Lord Heseltine got a lot of things done in government. With over twenty years of experience in ministerial office, he had a major impact on policy areas as diverse as the European Space Agency to the poll tax. He was also instrumental in setting the devolution and regeneration agendas.
Today’s government ministers should pay heed to Heseltine’s insights.
Lord Heseltine’s reflections are among today’s series of in-depth interviews with Harriet Harman, Baroness Warsi and Baroness Stowell, the latest in the Institute for Government’s Ministers Reflect series.
In these interviews, politicians speak about how they worked with the civil service, responded to crises and drove reform. They also reflect on how they handled their key political relationships and what can be done to help ministers be more effective in government.
Lord Heseltine’s success in government can be distilled into four key lessons for ministers: prioritise, get the right information, engage and learn.
Keeping a small and clearly defined set of priorities and pursuing them relentlessly have been amongst the most common pieces of advice from ministers in our archive, and from Heseltine.
Keeping this set of priorities limited and properly targeted is even more important in the context of the demands that Brexit is placing on the Government.
Heseltine learned from his business experience the importance of knowing more about what is going on in a large, complex organisation. It allowed him to “set objectives right through the department” and monitor them closely.
Heseltine tried to institute a management information system in Whitehall during the Thatcher years to make this easier.
“The private sector will, in the most detailed way, produce an analysis of every aspect of what is going on and it is fully costed. There is nothing like that in the department world. I created such a system.”
Heseltine argues that proper management information and analysis can improve decisions and delivery – and this is supported by Institute for Government research. But even following the improvements that came with Lord Maude’s 2010 strengthening of the Non-Executive Directors (Neds) system in government, management information is still poor in Whitehall compared to other sectors.
For now, building a thorough understanding of what is happening in a department in order to make informed decisions does still require a lot of time and effort on the minister’s part. But it is worth the effort.
New ministers should remember the value of consultation and relationship-building outside of Whitehall. As we have previously highlighted, making room for external challenges, especially from those who will be directly affected by a policy, is crucial in creating effective policies and successfully implementing them, since success will ultimately depend upon their response.
On regeneration and devolution, Heseltine recalled working with house builders, surveyors, private sector developers and Labour councillors to understand the problems and past attempts to fix them. Even more importantly, he made sure tenants were consulted before local authorities proposed plans and could receive central government funds to redevelop housing estates:
“The local authority had to produce a plan showing what the tenants thought of the scheme…It meant that local authorities had to consult their tenants, a curious thing to do in many people’s minds…It was about communities, not just about derelict land.”
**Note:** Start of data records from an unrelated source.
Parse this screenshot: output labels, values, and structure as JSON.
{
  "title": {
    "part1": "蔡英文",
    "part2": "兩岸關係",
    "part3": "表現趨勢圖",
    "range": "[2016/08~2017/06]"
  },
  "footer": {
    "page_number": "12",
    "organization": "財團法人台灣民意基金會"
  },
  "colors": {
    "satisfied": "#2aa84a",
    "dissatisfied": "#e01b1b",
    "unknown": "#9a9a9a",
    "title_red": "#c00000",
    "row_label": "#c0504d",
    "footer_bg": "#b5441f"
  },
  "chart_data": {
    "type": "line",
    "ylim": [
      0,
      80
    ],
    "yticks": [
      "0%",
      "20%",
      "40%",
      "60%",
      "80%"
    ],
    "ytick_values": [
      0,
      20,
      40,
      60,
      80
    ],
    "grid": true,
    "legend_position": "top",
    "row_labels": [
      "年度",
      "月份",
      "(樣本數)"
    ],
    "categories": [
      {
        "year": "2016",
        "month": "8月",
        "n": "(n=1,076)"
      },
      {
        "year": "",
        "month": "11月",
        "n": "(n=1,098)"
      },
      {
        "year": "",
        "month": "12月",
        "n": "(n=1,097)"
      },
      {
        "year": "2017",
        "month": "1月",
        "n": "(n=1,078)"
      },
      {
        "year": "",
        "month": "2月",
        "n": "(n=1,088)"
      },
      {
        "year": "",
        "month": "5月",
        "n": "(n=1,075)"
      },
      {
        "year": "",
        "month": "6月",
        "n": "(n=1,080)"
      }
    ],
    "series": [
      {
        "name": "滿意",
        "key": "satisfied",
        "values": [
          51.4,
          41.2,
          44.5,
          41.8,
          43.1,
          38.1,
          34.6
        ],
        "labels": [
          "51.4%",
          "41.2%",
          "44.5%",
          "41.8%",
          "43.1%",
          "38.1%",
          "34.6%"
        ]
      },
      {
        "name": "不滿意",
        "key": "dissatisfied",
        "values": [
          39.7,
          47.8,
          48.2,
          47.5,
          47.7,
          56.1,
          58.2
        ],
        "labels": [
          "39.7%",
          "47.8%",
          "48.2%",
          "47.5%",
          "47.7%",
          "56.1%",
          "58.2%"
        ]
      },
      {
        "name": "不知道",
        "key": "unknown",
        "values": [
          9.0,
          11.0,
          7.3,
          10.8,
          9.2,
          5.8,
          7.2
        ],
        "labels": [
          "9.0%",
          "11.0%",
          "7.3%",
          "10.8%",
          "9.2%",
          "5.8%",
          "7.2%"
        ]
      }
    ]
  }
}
This engagement meant there was more support from tenants for the changes and more willingness to work with the authorities, making the regeneration policies more successful in the long run.
Broad and long-term experience in government brings with it big benefits for policies. There can be good reasons for reshuffles but overly short periods in office often cause problems for the delivery of policies, weaken leadership of departments, and can damage government effectiveness overall.
Spending over 10 years as a minister in or shadowing one department, as Heseltine did, is very rare and valuable experience. To his brief, Heseltine brought an understanding of the past and experienced political leadership - two of the most common factors of successful policies.
Heseltine’s first question as a new Secretary of State after a seven-year hiatus from the Department of Environment was: “Where are those plans that I worked on for the South Bank?” By then the development of the South Bank had moved on, but he was able to transform these into a plan for the Docklands Development Corporation. With a better understanding of the challenges involved in regeneration and public-private partnerships, and time to follow the plans through, this time Heseltine was successful. The Corporation kick started the massive regeneration of London’s Docklands.
Lord Heseltine has continued to use his experience outside of ministerial office. He first championed a national industrial strategy in his years as a junior Trade and Industry Minister (between 1972 and 1974). Forty years on, he was still advising the Government, his wealth of experience leading on industrial strategy proving valuable to a new generation of Conservatives, many of whom had no experience of being in government.
These four lessons from Heseltine offer both new and experienced ministers a better shot at getting more done in government: Prioritise, put in the effort to get the right information, engage beyond Whitehall and learn from your own and others’ experience.